Inhibition of Vpr-induced G₂/M arrest by wild-type MEK2 and a constitutively active MEK2 mutant. Flp-In TREx 293 cells stably transfected with wild-type Vpr were transiently transfected with either a blank vector as a control plasmid, a wild-type MEK2 construct (MEK2 WT), or a constitutively active mutant of MEK2 (MEK2 CA). Twenty-four hours after transfection, the cells were treated with 1 μg/ml doxycycline for 24 h to induce Vpr (Vpr +) or left untreated (Vpr -). The results represent the mean of four experiments. The standard deviations of the values are shown as error bars. Differences between groups were examined for statistical significance using the unpaired t test. *, P < 0.02; **, P < 0.005.

FIG. 8.

Schematic representation of the putative signaling cascades mediating G₂/M cell cycle arrest induced by Vpr protein.
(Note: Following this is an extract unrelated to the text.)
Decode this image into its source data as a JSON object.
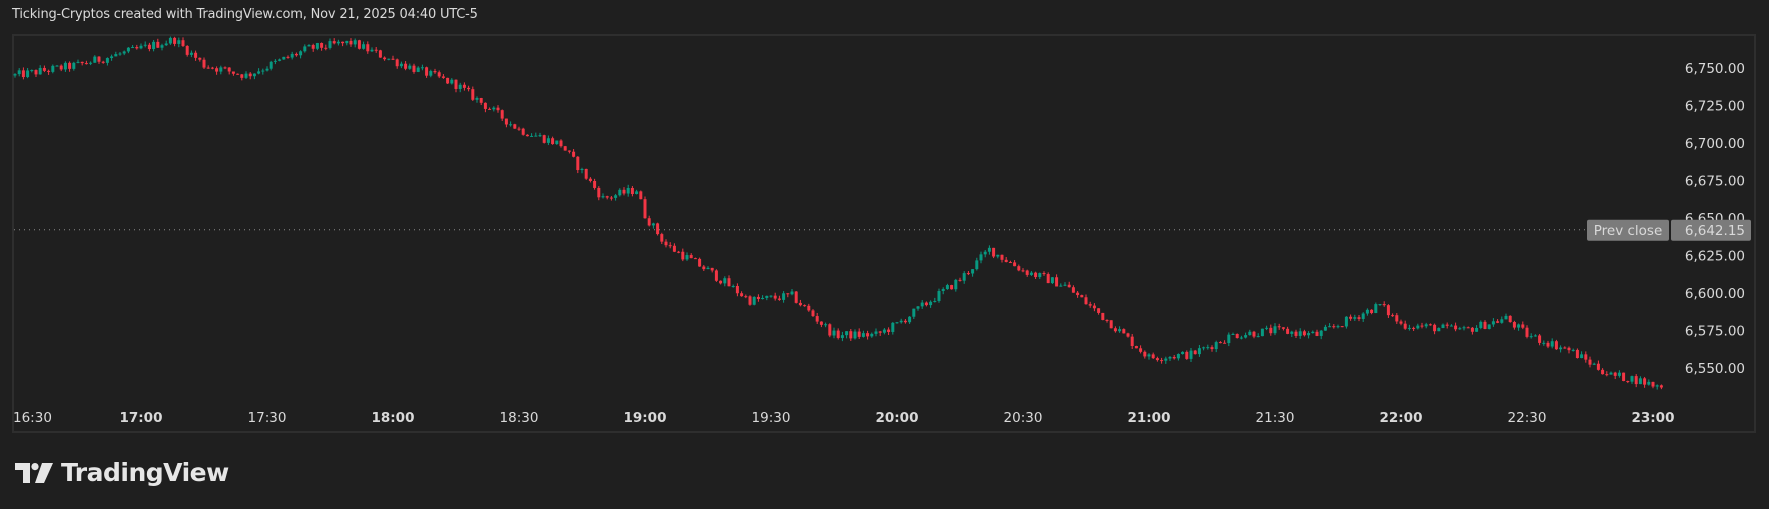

Previously described pathways, including those described by Zimmerman et al. (*) (46), who reported the involvement of the ATR-Chk1-mediated checkpoint pathway; Goh et al. (**) (16), who reported the direct inhibition of Cdc25C by Vpr; and Ussar and Voss (***) (38), who reported that the MEK2 knockdown results in centrosome amplification and multipolar spindle formation through reduced phosphorylation of RSK, are indicated. In our model, blockade of MEK2 activity also leads to cell cycle arrest at the G₂/M checkpoint by decreasing ERK phosphorylation and abolishing the ability of the cells to recover from the G₂/M checkpoint arrest.